Evguenia Kopylova is the Data Analysis Lead at our company, where she plays a key role in the development of algorithms and graphics tools to identify important relationships within complex omics data, making these insights accessible and valuable to clients. She brings valuable experience in software development for analyzing clinical microbiome and metabolome data, and collaborates with consumer products, pharmaceutical, and biotech companies in microbiome research, providing expertise in longitudinal microbiome-metabolome interactions analysis.
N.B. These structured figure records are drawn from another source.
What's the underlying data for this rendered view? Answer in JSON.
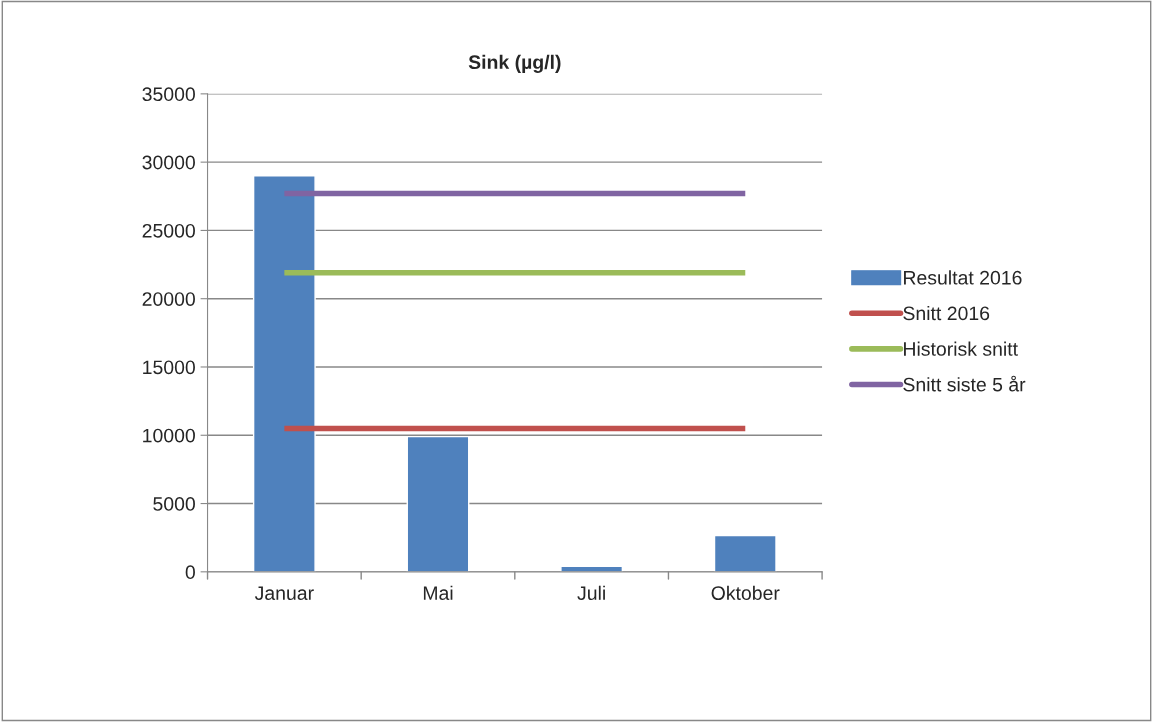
{
  "chart_data": {
    "type": "bar",
    "title": "Sink (µg/l)",
    "categories": [
      "Januar",
      "Mai",
      "Juli",
      "Oktober"
    ],
    "series": [
      {
        "name": "Resultat 2016",
        "color": "#4f81bd",
        "values": [
          29000,
          9900,
          400,
          2650
        ]
      },
      {
        "name": "Snitt 2016",
        "type": "line",
        "color": "#c0504d",
        "values": [
          10500,
          10500,
          10500,
          10500
        ]
      },
      {
        "name": "Historisk snitt",
        "type": "line",
        "color": "#9bbb59",
        "values": [
          21900,
          21900,
          21900,
          21900
        ]
      },
      {
        "name": "Snitt siste 5 år",
        "type": "line",
        "color": "#8064a2",
        "values": [
          27700,
          27700,
          27700,
          27700
        ]
      }
    ],
    "ylim": [
      0,
      35000
    ],
    "yticks": [
      0,
      5000,
      10000,
      15000,
      20000,
      25000,
      30000,
      35000
    ],
    "grid": "y",
    "legend": "right",
    "marker": "none",
    "line_style": "solid"
  }
}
Evguenia is also actively involved in open-source software development for microbiome research. She holds a Doctor of Philosophy (Ph.D.) degree in Computer Science from the University of Lille 1 Sciences and Technology and the National Institute for Research in Digital Science and Technology (Inria), where she developed algorithms for short read sequence alignment using approximate seeds and created SortMeRNA, a widely-used tool for filtering ribosomal RNA from next-generation sequencing (NGS) data.
Prior to her doctoral studies, Evguenia completed a Master’s degree in Computer Science from the Faculty of Engineering at McMaster University, focusing on mathematical models for pattern repetitions and text compression algorithms. She also holds a Bachelor of Science (Honors) degree in Mathematics and Computer Science from McMaster University.
As the Data Analysis Lead, Evguenia combines her skills in computational biology, software development, and data analysis to contribute to our ongoing efforts in microbiome and metabolomics research. Her work helps our team advance in diagnostic analytics and predictive modeling using complex microbiome-metabolome data.